Lichens are way younger than scientists thought
You've probably seen a lichen, even if you didn't realize it. If you've ever meandered through the forest and wondered what the crusty stuff on trees or rocks was, they're lichens, a combination of algae and fungi living together almost as if they were one organism. And since they can grow on bare rocks, scientists thought that lichens were some of the first organisms to make their way onto land from the water, changing the planet's atmosphere and paving the way for modern plants. A new study in Geobiology upends this history by delving deep into the DNA of the algae and fungi that form lichens and showing the lichens likely evolved millions of years after plants.
"When we look at modern ecosystems, and we see a bare surface like a rock, oftentimes lichens are the first thing to grow there, and eventually you'll get plants growing on there too," says Matthew Nelsen, lead author of the paper and a research scientist at the Field Museum. "People have thought that maybe that's the way ancient colonization of land worked, but we're seeing that these lichens actually came later in the game than plants."
Four hundred and eighty-five million years ago, Earth was very different from what we see today. Hardly anything lived on land. But lichens can live in extreme conditions. They can grow on bare rocks and break them down, helping to create the soil needed by complex plants with roots (called "vascular plants"). Scientists thought that lichens must have arrived on land before the vascular plants did and made the environment more hospitable. But Nelsen and his colleagues' work calls this timeline into question.
Nelsen didn't set out to disrupt lichen's status as some of the land's first colonizers. He was initially interested in finding out how the algae-fungus relationship that makes up lichens came to be. If lichens could update their relationship status on Facebook, it would definitely be "it's complicated." They're a product of symbiosis, a relationship where two species live together and both benefit. In this instance, the algae—or specialized blue-green algae called cyanobacteria—provide food and the fungi wraps around it creating a shelter. "The question of when lichens evolved and how many times fungi evolved the ability to form symbiotic relationships with algae has been a bit contentious in the past," says Nelsen.
But to accurately determine when lichens evolved, scientists needed to examine the evolutionary history of both the fungi and algae that make them up. The early lichen fossil record isn't very clear; it can be hard to tell lichen fossils apart from other fossils, and all the fossils that scientists know for sure are lichens are younger than the oldest complex plant fossils. So, the researchers used the fossils that were available to extrapolate the ages of family trees of lichen-forming fungi and algae. They compared these family trees with ages of fossil plants. The verdict: lichens probably evolved long after complex plants.
"Lichens aren't as old as we thought they were. They're a younger, newer sort of symbiosis and haven't been around forever, covering the earth long before there were plants and animals running around," says Nelsen.

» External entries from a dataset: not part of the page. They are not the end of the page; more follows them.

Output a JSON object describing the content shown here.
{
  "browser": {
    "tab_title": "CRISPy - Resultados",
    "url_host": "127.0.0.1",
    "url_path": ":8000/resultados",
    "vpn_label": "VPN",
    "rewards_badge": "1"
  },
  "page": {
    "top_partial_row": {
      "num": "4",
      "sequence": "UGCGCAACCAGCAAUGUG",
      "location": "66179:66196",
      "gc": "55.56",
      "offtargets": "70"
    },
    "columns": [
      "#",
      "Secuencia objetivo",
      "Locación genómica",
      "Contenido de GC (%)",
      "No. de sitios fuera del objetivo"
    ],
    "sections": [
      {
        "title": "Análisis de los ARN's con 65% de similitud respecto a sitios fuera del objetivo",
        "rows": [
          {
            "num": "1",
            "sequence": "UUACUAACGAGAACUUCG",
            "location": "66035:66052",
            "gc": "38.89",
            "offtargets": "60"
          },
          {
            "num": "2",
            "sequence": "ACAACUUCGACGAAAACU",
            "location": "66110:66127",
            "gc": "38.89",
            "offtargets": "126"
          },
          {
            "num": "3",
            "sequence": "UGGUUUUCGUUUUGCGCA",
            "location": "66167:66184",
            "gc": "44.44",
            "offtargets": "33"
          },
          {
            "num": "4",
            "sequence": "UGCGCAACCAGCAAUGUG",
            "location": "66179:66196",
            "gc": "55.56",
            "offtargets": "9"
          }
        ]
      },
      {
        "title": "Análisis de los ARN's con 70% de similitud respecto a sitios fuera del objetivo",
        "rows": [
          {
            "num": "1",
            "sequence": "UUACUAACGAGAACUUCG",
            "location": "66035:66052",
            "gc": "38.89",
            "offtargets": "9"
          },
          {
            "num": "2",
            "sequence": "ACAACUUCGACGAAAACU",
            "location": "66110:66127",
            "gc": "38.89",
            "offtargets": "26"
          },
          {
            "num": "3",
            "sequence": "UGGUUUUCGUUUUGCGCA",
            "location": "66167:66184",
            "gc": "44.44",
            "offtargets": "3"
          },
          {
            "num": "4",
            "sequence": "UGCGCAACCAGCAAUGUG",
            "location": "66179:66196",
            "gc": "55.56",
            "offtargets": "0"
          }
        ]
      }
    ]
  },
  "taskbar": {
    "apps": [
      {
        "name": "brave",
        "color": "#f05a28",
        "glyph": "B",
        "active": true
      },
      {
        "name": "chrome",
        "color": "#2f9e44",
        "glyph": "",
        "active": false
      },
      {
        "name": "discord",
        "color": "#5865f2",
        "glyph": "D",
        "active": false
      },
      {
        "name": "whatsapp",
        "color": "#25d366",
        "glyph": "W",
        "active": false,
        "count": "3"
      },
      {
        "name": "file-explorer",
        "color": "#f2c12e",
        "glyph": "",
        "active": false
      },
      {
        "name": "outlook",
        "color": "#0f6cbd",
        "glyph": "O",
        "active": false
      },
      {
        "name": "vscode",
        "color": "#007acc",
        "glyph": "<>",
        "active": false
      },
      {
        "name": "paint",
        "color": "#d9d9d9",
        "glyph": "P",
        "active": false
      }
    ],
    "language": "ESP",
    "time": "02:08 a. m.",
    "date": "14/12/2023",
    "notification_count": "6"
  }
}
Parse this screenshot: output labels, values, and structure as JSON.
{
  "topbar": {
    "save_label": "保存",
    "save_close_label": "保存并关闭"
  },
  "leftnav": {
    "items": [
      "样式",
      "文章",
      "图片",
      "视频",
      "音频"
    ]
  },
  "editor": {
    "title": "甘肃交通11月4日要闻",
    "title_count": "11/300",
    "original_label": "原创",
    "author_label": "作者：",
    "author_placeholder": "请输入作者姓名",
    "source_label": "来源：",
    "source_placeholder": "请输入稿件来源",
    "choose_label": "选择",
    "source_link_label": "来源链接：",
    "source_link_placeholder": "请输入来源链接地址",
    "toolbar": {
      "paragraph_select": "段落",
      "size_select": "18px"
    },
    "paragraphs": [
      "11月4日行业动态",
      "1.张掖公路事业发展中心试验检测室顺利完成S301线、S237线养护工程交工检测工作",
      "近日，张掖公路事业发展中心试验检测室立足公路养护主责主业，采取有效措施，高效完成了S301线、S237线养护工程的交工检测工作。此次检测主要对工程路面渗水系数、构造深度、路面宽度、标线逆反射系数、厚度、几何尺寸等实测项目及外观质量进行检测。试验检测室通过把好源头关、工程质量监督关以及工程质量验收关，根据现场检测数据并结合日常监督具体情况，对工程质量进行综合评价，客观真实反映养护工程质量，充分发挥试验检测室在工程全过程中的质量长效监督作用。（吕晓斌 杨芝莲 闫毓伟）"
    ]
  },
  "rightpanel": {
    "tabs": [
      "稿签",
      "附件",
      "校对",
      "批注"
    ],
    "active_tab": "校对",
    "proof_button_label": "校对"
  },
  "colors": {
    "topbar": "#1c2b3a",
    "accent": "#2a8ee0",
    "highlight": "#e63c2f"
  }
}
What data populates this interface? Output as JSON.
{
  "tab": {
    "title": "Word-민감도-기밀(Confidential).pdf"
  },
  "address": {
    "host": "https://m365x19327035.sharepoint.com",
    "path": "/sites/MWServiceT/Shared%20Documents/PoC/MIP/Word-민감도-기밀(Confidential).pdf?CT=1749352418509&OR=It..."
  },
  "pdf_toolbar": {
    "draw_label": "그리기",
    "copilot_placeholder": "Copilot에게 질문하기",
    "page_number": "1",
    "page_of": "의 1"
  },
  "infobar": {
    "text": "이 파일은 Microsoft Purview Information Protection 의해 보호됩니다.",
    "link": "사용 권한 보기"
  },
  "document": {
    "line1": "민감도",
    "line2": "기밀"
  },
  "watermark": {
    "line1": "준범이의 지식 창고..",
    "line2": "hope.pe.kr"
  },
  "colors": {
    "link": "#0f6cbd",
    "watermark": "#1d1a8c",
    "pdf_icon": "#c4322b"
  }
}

Unearthing the age of lichens makes it clear that the pattern of modern lichens showing up on rocks before plants doesn't mean that lichens evolved before plants. "It provides a snapshot into what was going on deep in time on Earth, and when some of these groups started appearing," says Nelsen. And since lichens growing on soil can make the ground wetter, hold the soil in place, and influence the kind of nutrients present in soil, learning when lichens arrived on the scene use us a clearer picture of the world in which complex plants evolved.
By understanding what the Earth was like hundreds of millions of years ago, we can examine how it's changed and gain more insight into the current state of our planet. For the researchers, it's similar to the feeling you might get when learning about your family history from an ancestry DNA kit.
"It reshapes our understanding of the early evolution of complex ecosystems on Earth," says Nelsen.